5) Parkinson's Law of Triviality
Organizations give disproportionate weight to trivial issues.
Anyone who has been in a meeting that seemed to last forever has come across this law. The frustration multiplies when your bosses are the ones who guide the meeting and you're but a pawn in the meeting. A very common tendency of managers is to jump into the problem immediately without structuring or organizing the facts first. By not spending time to understand the requirements, one tends to pick up the most obvious problem that comes across and work towards solving that first. But the most visible problem may not be the most important. Following this approach proves to be very wasteful in terms of both time and resources. A manager should keep this caveat next to the Pareto Principle in importance and ensure that by assigning priorities to the problems in front of him, he can apply his resources in the right order and in the right proportion.
6) KISS principle
Keep it simple, stupid
The importance of being precise is constantly hammered by B-schools into students. However a mistake which most newly-minted managers make is to confuse precision with verbosity. Managers are made the butt of many jokes on how they use complex words and phrases even for describing something simple. Thus, “we sell toothbrushes” may turn into “we provide complete oral hygiene”.
Though it is important to be precise to prevent errors, such precision should come from simplicity. As Einstein said, any fool can make things bigger and more complex. It takes a touch of genius and lot of courage to move in the opposite direction.
Saying that your organization engages in continuous value creation may look good in mission statements but a manager should be able to simplify things. Not in a way to leave out any particular detail, but so as to be able to explain the 4Ps or Maslow’s hierarchy to a 4-year old child. Spouting out management jargons may impress your peers at the annual industry seminar but will always leave your subordinates confused after they come to you for clarification.
7) Unintended consequences
Any action taken purposefully will produce some unintended consequences.
This is a law which parallels Murphy's Law, but unlike its more famous counterpart, this adage actually allows positive side-effects.
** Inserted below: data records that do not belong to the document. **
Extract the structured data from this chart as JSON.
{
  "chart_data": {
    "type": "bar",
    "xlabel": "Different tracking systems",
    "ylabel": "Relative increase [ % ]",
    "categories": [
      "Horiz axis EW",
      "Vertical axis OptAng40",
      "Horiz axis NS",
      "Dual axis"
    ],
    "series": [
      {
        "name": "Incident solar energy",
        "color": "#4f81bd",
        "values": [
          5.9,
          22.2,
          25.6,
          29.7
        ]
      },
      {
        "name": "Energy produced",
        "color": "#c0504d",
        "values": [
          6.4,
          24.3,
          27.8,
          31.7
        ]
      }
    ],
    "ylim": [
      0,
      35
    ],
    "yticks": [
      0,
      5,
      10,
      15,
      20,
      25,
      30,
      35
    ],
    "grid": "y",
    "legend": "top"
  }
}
This may ensure that a company may find a new use of a previously scrapped product because the government has changed regulations or even the fact that getting fired from a job gave you a chance to develop that entrepreneurial spirit in you.
Although possibly apocryphal, the story of how 3M failed in its quest to develop super glue and instead created one of the most useful inventions in history – the Post-it note is proof enough of this concept. Another example of this law at work in the business world is Adam Smith’s invisible hand concept. An individual aiming to better his interests may actually produce certain consequences which were totally unintended in the beginning. This law ensures that a manager keeps in mind that there could be results which no one has thought of before. He can then take steps to minimize the damage as much as possible. Of course if the side-effect is positive, a manager can claim the action to be intended and well thought of.